For empowering the poor women, they have also been conducting cutting and tailoring course in another room at the police station.
“The widows and the economically backward homemakers want to support their families financially. But, many of them do not have the required skills. Therefore, we started these classes for such women,” Deshmukh said.
“We have 10 sewing machines and around 60 women of various age groups attend the classes. We have also requested some textile companies to hire these women,” he added.
Some members of a nongovernmental organisation Aarambh have been volunteering as teachers. As far as the funds for these projects are concerned, a few private companies such as L&T and Daystar are supporting them as a part of corporate social responsibility.
Deshmukh said, “The English language is always an added advantage for getting a job even for the skilled people. Therefore, we started a course of spoken English around two months ago. Apart from the youth and women of the other classes, several other government employees are also attending this class.”
“We will do online character verification of candidates before sending them for job interviews so that the prospective employers do not have to think much before hiring them. This will not be difficult as all of them are residents in our jurisdiction,” he added.
Ritika Mhatre, 22, is one of the women who has benefitted from the class.
“I had no idea about cutting and tailoring when joined this class around five months ago. However, now I can make salwars. I have also learnt the basic English in classes held at the police station,” said Mhatre.
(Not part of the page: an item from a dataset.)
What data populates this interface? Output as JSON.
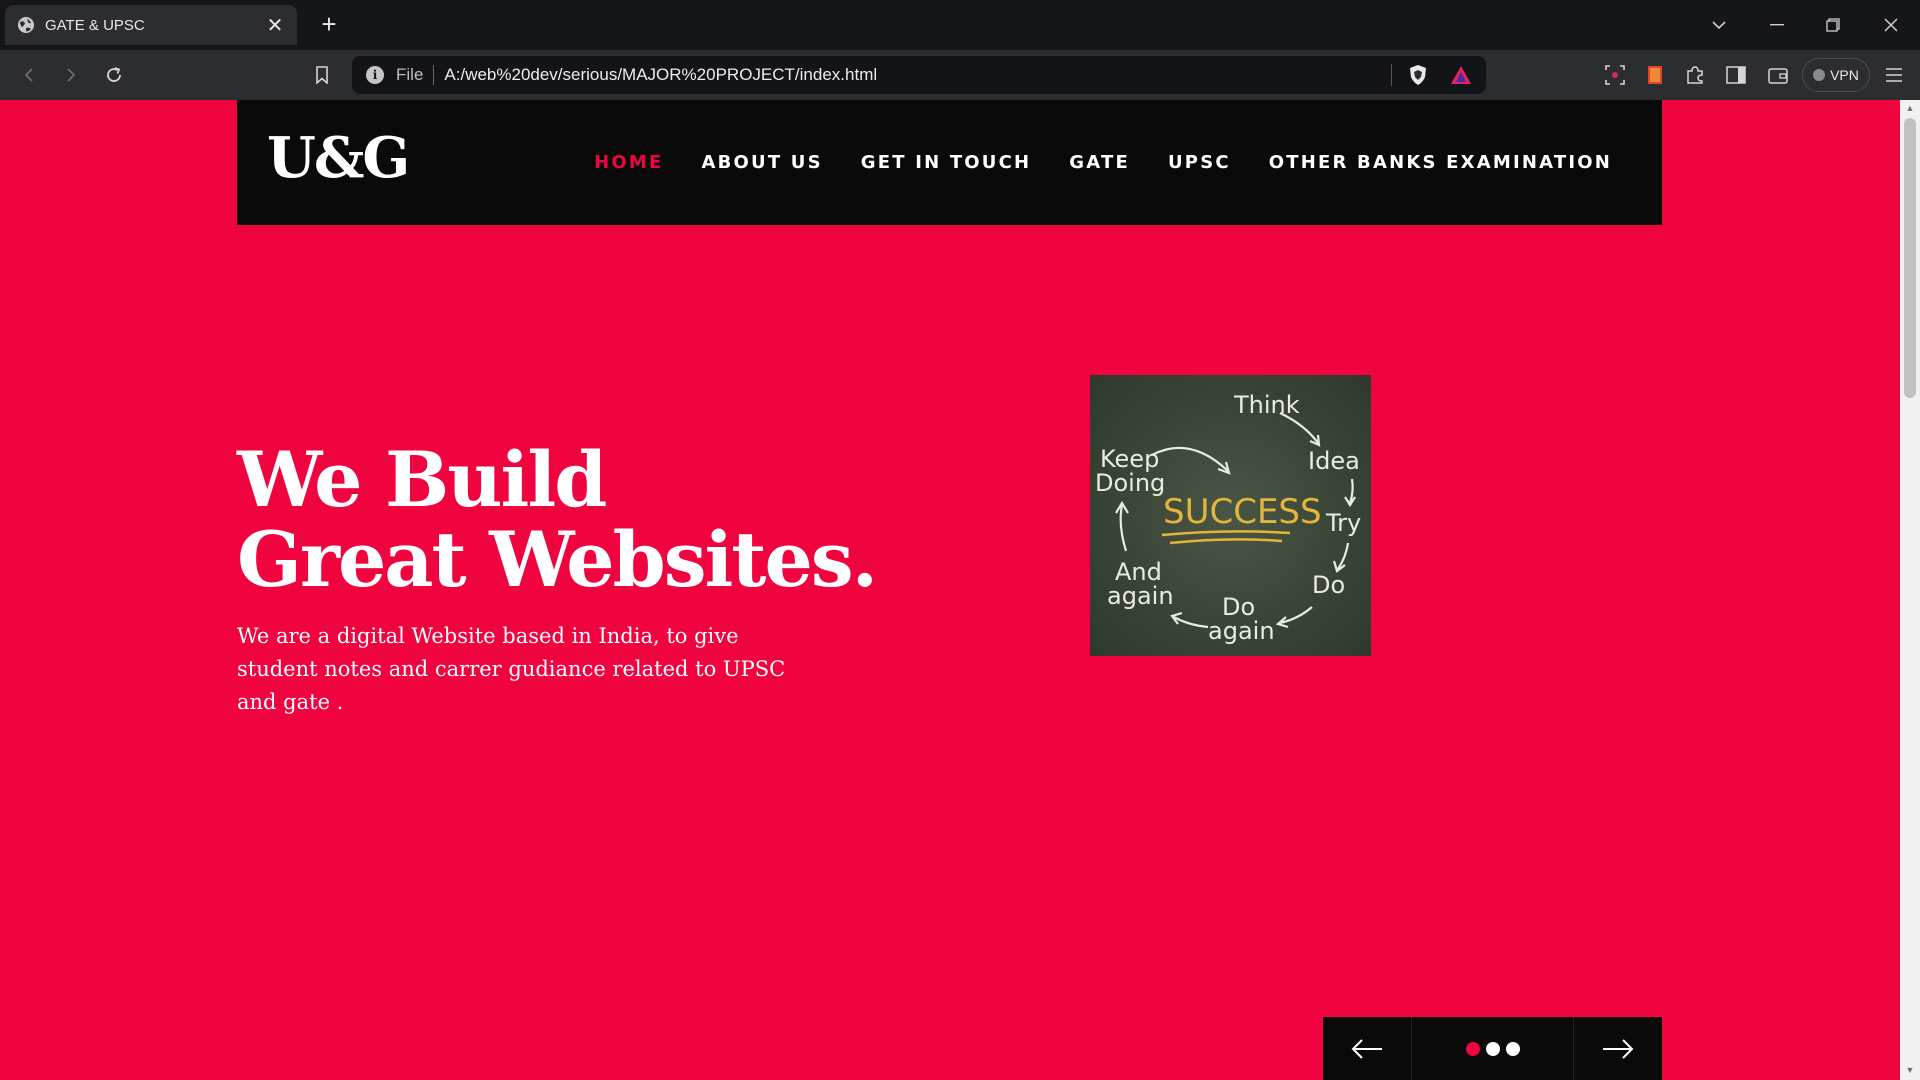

Founder of Aarambh Shobha Murthy said that few police stations in our country take such efforts to improve society at large. “We are helping them by providing our members as volunteers in their classes. Such efforts will also change the image of the policemen,” Murthy said.
Our aim is to show them the right path of life by preparing them to face the world with confidence. We are also coordinating with some private industries which are willing to hire youth.
RAMCHANDRA DESHMUKH, senior police inspector
(Left) Children attend computer class at Rabale police station building. Women at a tailoring class. The economically backward homemakers can now support their families financially.